Day 118 – The Slyders


For a moment, they were gods of the pavement. Their cult spread their exploits in rumorous waves that bent around corners and rushed down crowded alleyways. Thousands passed the polychromic mark of their clan daily, unwitting witnesses to something akin to a bubble in glass, an imperfection that perfectly captures a single moment in time. A sextet exuding style and sex in a way that only youth readily living with terminal abandon can. And they called themselves The Slyders.

Legends running simultaneously at street level and jumping across projects’ rooftops told of a group who worked in teenage rebellion as earnestly as any stock broker might ply his trade. These youths lived as if wheels propelled by human determination, momentum, and gravity were a drip containing the only panacea that could keep them alive.
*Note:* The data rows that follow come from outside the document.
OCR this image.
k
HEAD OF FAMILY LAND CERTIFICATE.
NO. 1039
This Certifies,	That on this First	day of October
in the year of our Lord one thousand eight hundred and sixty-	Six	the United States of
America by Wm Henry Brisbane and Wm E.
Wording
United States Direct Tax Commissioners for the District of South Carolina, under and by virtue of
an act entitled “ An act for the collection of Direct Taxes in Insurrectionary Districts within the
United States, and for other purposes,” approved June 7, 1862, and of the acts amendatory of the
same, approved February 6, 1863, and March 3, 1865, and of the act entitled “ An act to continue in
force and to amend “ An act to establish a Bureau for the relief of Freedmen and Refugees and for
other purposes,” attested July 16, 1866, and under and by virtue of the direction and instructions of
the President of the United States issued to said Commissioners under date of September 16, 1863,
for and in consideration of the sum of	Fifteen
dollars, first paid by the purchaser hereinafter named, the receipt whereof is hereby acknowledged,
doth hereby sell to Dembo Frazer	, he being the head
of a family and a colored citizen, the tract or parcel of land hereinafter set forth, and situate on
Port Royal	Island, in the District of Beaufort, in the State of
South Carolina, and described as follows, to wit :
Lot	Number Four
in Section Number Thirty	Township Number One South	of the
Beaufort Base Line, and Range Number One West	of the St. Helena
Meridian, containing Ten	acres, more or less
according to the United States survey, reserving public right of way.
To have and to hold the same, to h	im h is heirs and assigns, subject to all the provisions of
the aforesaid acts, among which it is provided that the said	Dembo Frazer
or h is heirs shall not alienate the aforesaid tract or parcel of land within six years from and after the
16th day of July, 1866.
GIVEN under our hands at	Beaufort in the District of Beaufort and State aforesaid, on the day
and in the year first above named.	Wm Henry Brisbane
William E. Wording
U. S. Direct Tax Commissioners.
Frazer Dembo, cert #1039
Wherever their emblem was emblazoned, it served as bold reminder that there, a feat of brilliant recklessness had taken place.

Little else could be seen of this band, though if they were spotted, a fleeting blur as they sped past with intoxicating abandon, it would be in the zenith of style for this lost generation: jeans lightened with bleach and darkened with grime; hats pulled backwards to darken necks alternately close-cropped or ponytailed; shirts of a spectrum slightly past neon, circumscribed by crisscrossed flannel, which flapped loosely in their wake, a ragged cape for an age where even superheroes died; and holes peppered through all of the above, forming the group’s only unifying feature aside from a death wish.

The muttered wisdom of mothers commonly holding that these hooligans would never see the end of their teenage years, it was surprising that anyone should have been surprised when a body was hauled up from a manhole. The unanimous account was that, upon attempting a maneuver circumscribing the curve of a sewer tunnel, the sixteen year-old had struck his head on a pipe and come to the end of his titular Nyne Lyves.

Tragedy and fading fashion disbanded The Slyders, never seen together again. But you can still find their names – Krutch, XS, K-Oz, SkyHi, and Ghozt – where walls will likely never be whitewashed, suspended like a bubble in glass.